Rhoades believes that, when working with "A-players," dozens of rules for every foreseeable problem are not necessary. Instead, she asks them to do the right thing and come up with their own solutions. At Jet Blue, instead of handing her employees "a two-to-three hundred-page handbook" she offers a twenty-page manual.

"We tell our employees there are no rules," said Rhoades. "We ask them to do the right thing and that is consistent."

The best leaders are those who serve the employees rather than themselves, Rhoades said, highlighting Herb Kelleher of Southwest Airlines as an example of an entrepreneur who is also a great "servant leader." Kelleher announced on Sept. 12, 2001 he would take a $1 per day salary to help keep the company afloat. As a result, Rhoades said Kelleher never had a single layoff, which is unprecedented in the airline industry.

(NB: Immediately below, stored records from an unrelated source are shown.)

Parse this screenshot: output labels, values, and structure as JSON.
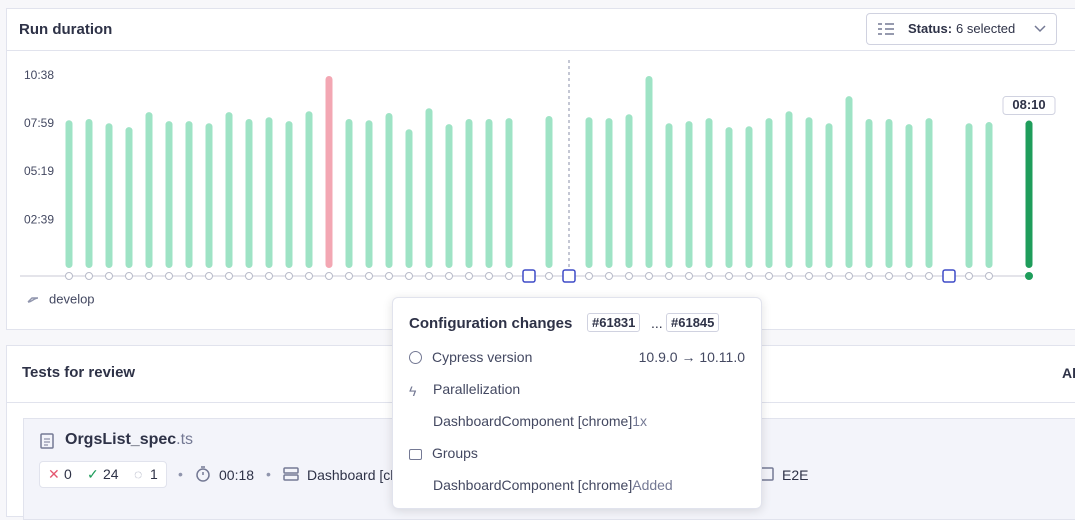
{
  "header": {
    "title": "Run duration",
    "status_label": "Status:",
    "status_value": "6 selected"
  },
  "chart_data": {
    "type": "bar",
    "values": [
      491,
      495,
      481,
      468,
      518,
      488,
      488,
      481,
      518,
      495,
      501,
      488,
      521,
      638,
      495,
      491,
      515,
      461,
      531,
      478,
      495,
      495,
      498,
      null,
      505,
      null,
      501,
      498,
      511,
      638,
      481,
      488,
      498,
      468,
      471,
      498,
      521,
      501,
      481,
      571,
      495,
      495,
      478,
      498,
      null,
      481,
      485,
      null,
      490
    ],
    "value_labels": [
      null,
      null,
      null,
      null,
      null,
      null,
      null,
      null,
      null,
      null,
      null,
      null,
      null,
      null,
      null,
      null,
      null,
      null,
      null,
      null,
      null,
      null,
      null,
      null,
      null,
      null,
      null,
      null,
      null,
      null,
      null,
      null,
      null,
      null,
      null,
      null,
      null,
      null,
      null,
      null,
      null,
      null,
      null,
      null,
      null,
      null,
      null,
      null,
      "08:10"
    ],
    "colors": [
      "#9ee3c5",
      "#9ee3c5",
      "#9ee3c5",
      "#9ee3c5",
      "#9ee3c5",
      "#9ee3c5",
      "#9ee3c5",
      "#9ee3c5",
      "#9ee3c5",
      "#9ee3c5",
      "#9ee3c5",
      "#9ee3c5",
      "#9ee3c5",
      "#f3a7b3",
      "#9ee3c5",
      "#9ee3c5",
      "#9ee3c5",
      "#9ee3c5",
      "#9ee3c5",
      "#9ee3c5",
      "#9ee3c5",
      "#9ee3c5",
      "#9ee3c5",
      null,
      "#9ee3c5",
      null,
      "#9ee3c5",
      "#9ee3c5",
      "#9ee3c5",
      "#9ee3c5",
      "#9ee3c5",
      "#9ee3c5",
      "#9ee3c5",
      "#9ee3c5",
      "#9ee3c5",
      "#9ee3c5",
      "#9ee3c5",
      "#9ee3c5",
      "#9ee3c5",
      "#9ee3c5",
      "#9ee3c5",
      "#9ee3c5",
      "#9ee3c5",
      "#9ee3c5",
      null,
      "#9ee3c5",
      "#9ee3c5",
      null,
      "#1f9d5b"
    ],
    "ylim": [
      0,
      638
    ],
    "yticks": [
      {
        "value": 159,
        "label": "02:39"
      },
      {
        "value": 319,
        "label": "05:19"
      },
      {
        "value": 479,
        "label": "07:59"
      },
      {
        "value": 638,
        "label": "10:38"
      }
    ],
    "branch": "develop"
  },
  "tooltip": {
    "title": "Configuration changes",
    "from": "#61831",
    "sep": "...",
    "to": "#61845",
    "rows": [
      [
        "Cypress version",
        "10.9.0 → 10.11.0"
      ],
      [
        "Parallelization",
        ""
      ],
      [
        "DashboardComponent [chrome]",
        "1x"
      ],
      [
        "Groups",
        ""
      ],
      [
        "DashboardComponent [chrome]",
        "Added"
      ]
    ]
  },
  "tests": {
    "title": "Tests for review",
    "action": "All",
    "spec": "OrgsList_spec",
    "ext": ".ts",
    "failed": "0",
    "passed": "24",
    "flaky": "1",
    "duration": "00:18",
    "group": "Dashboard [chrome]",
    "testing_type": "E2E"
  }
}
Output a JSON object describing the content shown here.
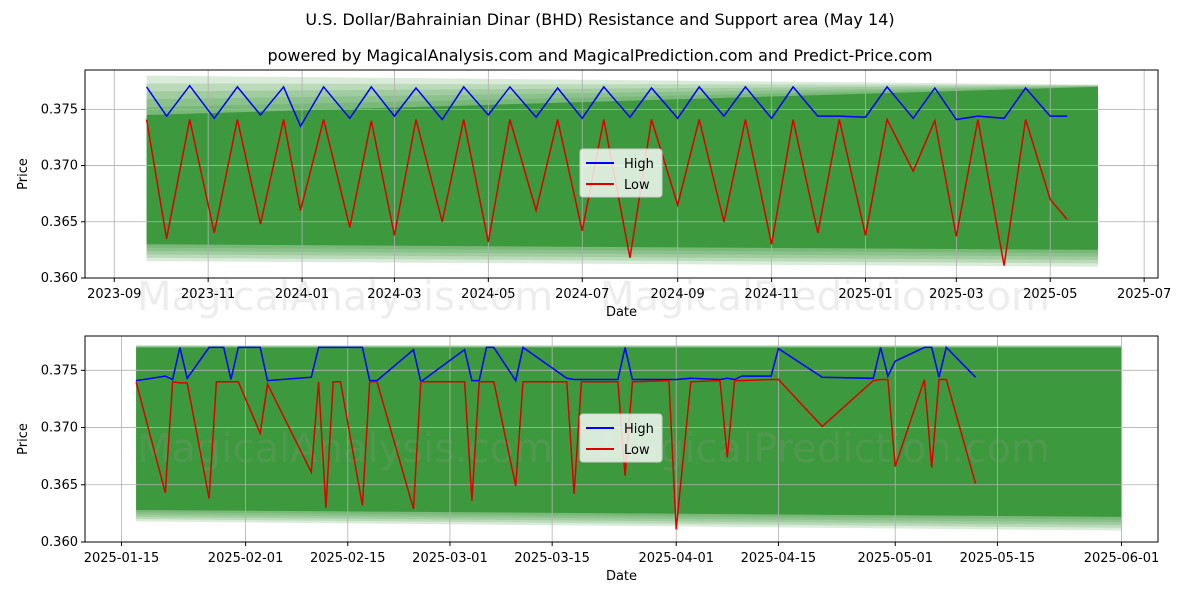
{
  "title": "U.S. Dollar/Bahrainian Dinar (BHD) Resistance and Support area (May 14)",
  "subtitle": "powered by MagicalAnalysis.com and MagicalPrediction.com and Predict-Price.com",
  "watermarks": [
    "MagicalAnalysis.com",
    "MagicalPrediction.com"
  ],
  "colors": {
    "high": "#0000ff",
    "low": "#e00000",
    "band": "#2a8f2a",
    "grid": "#b0b0b0"
  },
  "chart_data": [
    {
      "type": "line",
      "xlabel": "Date",
      "ylabel": "Price",
      "grid": true,
      "legend_position": "center",
      "xlim": [
        "2023-08-13",
        "2025-07-10"
      ],
      "ylim": [
        0.36,
        0.3785
      ],
      "x_ticks": [
        "2023-09",
        "2023-11",
        "2024-01",
        "2024-03",
        "2024-05",
        "2024-07",
        "2024-09",
        "2024-11",
        "2025-01",
        "2025-03",
        "2025-05",
        "2025-07"
      ],
      "y_ticks": [
        "0.360",
        "0.365",
        "0.370",
        "0.375"
      ],
      "band": {
        "x": [
          "2023-09-22",
          "2025-06-01"
        ],
        "upper": [
          0.378,
          0.3772
        ],
        "lower": [
          0.3615,
          0.361
        ],
        "core_upper": [
          0.3745,
          0.377
        ],
        "core_lower": [
          0.363,
          0.3625
        ]
      },
      "series": [
        {
          "name": "High",
          "x": [
            "2023-09-22",
            "2023-10-05",
            "2023-10-20",
            "2023-11-05",
            "2023-11-20",
            "2023-12-05",
            "2023-12-20",
            "2023-12-31",
            "2024-01-15",
            "2024-02-01",
            "2024-02-15",
            "2024-03-01",
            "2024-03-15",
            "2024-04-01",
            "2024-04-15",
            "2024-05-01",
            "2024-05-15",
            "2024-06-01",
            "2024-06-15",
            "2024-07-01",
            "2024-07-15",
            "2024-08-01",
            "2024-08-15",
            "2024-09-01",
            "2024-09-15",
            "2024-10-01",
            "2024-10-15",
            "2024-11-01",
            "2024-11-15",
            "2024-12-01",
            "2024-12-15",
            "2025-01-01",
            "2025-01-15",
            "2025-02-01",
            "2025-02-15",
            "2025-03-01",
            "2025-03-15",
            "2025-04-01",
            "2025-04-15",
            "2025-05-01",
            "2025-05-12"
          ],
          "values": [
            0.377,
            0.3744,
            0.3771,
            0.3742,
            0.377,
            0.3745,
            0.377,
            0.3735,
            0.377,
            0.3742,
            0.377,
            0.3744,
            0.3769,
            0.3741,
            0.377,
            0.3745,
            0.377,
            0.3743,
            0.3769,
            0.3742,
            0.377,
            0.3743,
            0.3769,
            0.3742,
            0.377,
            0.3744,
            0.377,
            0.3742,
            0.377,
            0.3744,
            0.3744,
            0.3743,
            0.377,
            0.3742,
            0.3769,
            0.3741,
            0.3744,
            0.3742,
            0.3769,
            0.3744,
            0.3744
          ]
        },
        {
          "name": "Low",
          "x": [
            "2023-09-22",
            "2023-10-05",
            "2023-10-20",
            "2023-11-05",
            "2023-11-20",
            "2023-12-05",
            "2023-12-20",
            "2023-12-31",
            "2024-01-15",
            "2024-02-01",
            "2024-02-15",
            "2024-03-01",
            "2024-03-15",
            "2024-04-01",
            "2024-04-15",
            "2024-05-01",
            "2024-05-15",
            "2024-06-01",
            "2024-06-15",
            "2024-07-01",
            "2024-07-15",
            "2024-08-01",
            "2024-08-15",
            "2024-09-01",
            "2024-09-15",
            "2024-10-01",
            "2024-10-15",
            "2024-11-01",
            "2024-11-15",
            "2024-12-01",
            "2024-12-15",
            "2025-01-01",
            "2025-01-15",
            "2025-02-01",
            "2025-02-15",
            "2025-03-01",
            "2025-03-15",
            "2025-04-01",
            "2025-04-15",
            "2025-05-01",
            "2025-05-12"
          ],
          "values": [
            0.3741,
            0.3635,
            0.3741,
            0.364,
            0.3741,
            0.3648,
            0.3741,
            0.366,
            0.3741,
            0.3645,
            0.374,
            0.3638,
            0.3741,
            0.365,
            0.3741,
            0.3632,
            0.3741,
            0.366,
            0.3741,
            0.3642,
            0.3741,
            0.3618,
            0.3741,
            0.3665,
            0.3741,
            0.365,
            0.3741,
            0.363,
            0.3741,
            0.364,
            0.3741,
            0.3638,
            0.3741,
            0.3695,
            0.374,
            0.3637,
            0.3741,
            0.3611,
            0.3741,
            0.367,
            0.3652
          ]
        }
      ]
    },
    {
      "type": "line",
      "xlabel": "Date",
      "ylabel": "Price",
      "grid": true,
      "legend_position": "center",
      "xlim": [
        "2025-01-10",
        "2025-06-06"
      ],
      "ylim": [
        0.36,
        0.378
      ],
      "x_ticks": [
        "2025-01-15",
        "2025-02-01",
        "2025-02-15",
        "2025-03-01",
        "2025-03-15",
        "2025-04-01",
        "2025-04-15",
        "2025-05-01",
        "2025-05-15",
        "2025-06-01"
      ],
      "y_ticks": [
        "0.360",
        "0.365",
        "0.370",
        "0.375"
      ],
      "band": {
        "x": [
          "2025-01-17",
          "2025-06-01"
        ],
        "upper": [
          0.3772,
          0.3772
        ],
        "lower": [
          0.3618,
          0.361
        ],
        "core_upper": [
          0.377,
          0.377
        ],
        "core_lower": [
          0.3628,
          0.3622
        ]
      },
      "series": [
        {
          "name": "High",
          "x": [
            "2025-01-17",
            "2025-01-21",
            "2025-01-22",
            "2025-01-23",
            "2025-01-24",
            "2025-01-27",
            "2025-01-28",
            "2025-01-29",
            "2025-01-30",
            "2025-01-31",
            "2025-02-03",
            "2025-02-04",
            "2025-02-10",
            "2025-02-11",
            "2025-02-12",
            "2025-02-13",
            "2025-02-14",
            "2025-02-17",
            "2025-02-18",
            "2025-02-19",
            "2025-02-24",
            "2025-02-25",
            "2025-03-03",
            "2025-03-04",
            "2025-03-05",
            "2025-03-06",
            "2025-03-07",
            "2025-03-10",
            "2025-03-11",
            "2025-03-17",
            "2025-03-18",
            "2025-03-19",
            "2025-03-24",
            "2025-03-25",
            "2025-03-26",
            "2025-03-31",
            "2025-04-01",
            "2025-04-03",
            "2025-04-07",
            "2025-04-08",
            "2025-04-09",
            "2025-04-10",
            "2025-04-14",
            "2025-04-15",
            "2025-04-21",
            "2025-04-28",
            "2025-04-29",
            "2025-04-30",
            "2025-05-01",
            "2025-05-05",
            "2025-05-06",
            "2025-05-07",
            "2025-05-08",
            "2025-05-12"
          ],
          "values": [
            0.3741,
            0.3745,
            0.3742,
            0.377,
            0.3743,
            0.377,
            0.377,
            0.377,
            0.3742,
            0.377,
            0.377,
            0.3741,
            0.3744,
            0.377,
            0.377,
            0.377,
            0.377,
            0.377,
            0.3741,
            0.3741,
            0.3768,
            0.374,
            0.3768,
            0.3741,
            0.3741,
            0.377,
            0.377,
            0.3741,
            0.377,
            0.3743,
            0.3742,
            0.3742,
            0.3742,
            0.377,
            0.3742,
            0.3742,
            0.3742,
            0.3743,
            0.3742,
            0.3743,
            0.3742,
            0.3745,
            0.3745,
            0.3769,
            0.3744,
            0.3743,
            0.377,
            0.3745,
            0.3758,
            0.377,
            0.377,
            0.3744,
            0.377,
            0.3744
          ]
        },
        {
          "name": "Low",
          "x": [
            "2025-01-17",
            "2025-01-21",
            "2025-01-22",
            "2025-01-23",
            "2025-01-24",
            "2025-01-27",
            "2025-01-28",
            "2025-01-29",
            "2025-01-30",
            "2025-01-31",
            "2025-02-03",
            "2025-02-04",
            "2025-02-10",
            "2025-02-11",
            "2025-02-12",
            "2025-02-13",
            "2025-02-14",
            "2025-02-17",
            "2025-02-18",
            "2025-02-19",
            "2025-02-24",
            "2025-02-25",
            "2025-03-03",
            "2025-03-04",
            "2025-03-05",
            "2025-03-06",
            "2025-03-07",
            "2025-03-10",
            "2025-03-11",
            "2025-03-17",
            "2025-03-18",
            "2025-03-19",
            "2025-03-24",
            "2025-03-25",
            "2025-03-26",
            "2025-03-31",
            "2025-04-01",
            "2025-04-03",
            "2025-04-07",
            "2025-04-08",
            "2025-04-09",
            "2025-04-10",
            "2025-04-14",
            "2025-04-15",
            "2025-04-21",
            "2025-04-28",
            "2025-04-29",
            "2025-04-30",
            "2025-05-01",
            "2025-05-05",
            "2025-05-06",
            "2025-05-07",
            "2025-05-08",
            "2025-05-12"
          ],
          "values": [
            0.374,
            0.3643,
            0.374,
            0.3739,
            0.3739,
            0.3638,
            0.374,
            0.374,
            0.374,
            0.374,
            0.3695,
            0.3738,
            0.3661,
            0.374,
            0.363,
            0.374,
            0.374,
            0.3632,
            0.374,
            0.374,
            0.3629,
            0.374,
            0.374,
            0.3636,
            0.374,
            0.374,
            0.374,
            0.3649,
            0.374,
            0.374,
            0.3642,
            0.374,
            0.374,
            0.3658,
            0.374,
            0.3741,
            0.3611,
            0.374,
            0.3741,
            0.3674,
            0.3741,
            0.3741,
            0.3742,
            0.3742,
            0.3701,
            0.3741,
            0.3742,
            0.3742,
            0.3666,
            0.3742,
            0.3665,
            0.3742,
            0.3742,
            0.3651
          ]
        }
      ]
    }
  ]
}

Rhoades also pointed to Peter Ueberroth of DoubleTree Hotels as another outstanding leader who fostered relationships within his company. She said that he brought back humility to business by travelling in yellow cabs instead of limousines and folding linens with his staff upon arriving at one of his hotels.

"All great companies and people know success depends on the relationship you build with employees and consumers," Rhoades said.

As a woman who has been involved with multiple successful companies, Rhoades said she is always excited for the challenge of starting up another business or taking on another project.

"I have loved my experience [as a woman in business]," Rhoades said in an interview with The Dartmouth. "I have had a lot of experience as the only female on a team so I was excited that there are three women working on the board at Jet Blue. I enjoy working on teams with both men and women because it is great to have balance."

Rhoades, who spoke at Dartmouth last May, was brought back courtesy of the Rockefeller Center and the Club of Dartmouth Entrepreneurs. Co-presidents of the Club of Dartmouth Entrepreneurs, David Chattman '08 and Jeff Kolovson '09, said they are hoping to bring another entrepreneur to speak at the end of this month.

"The main focus of our group is to raise undergraduate interest and participation in entrepreneurs," Chattman said. "We have a business competition every year that we sponsor and we aim to foster a relationship between undergraduate students and the Tuck School of Business."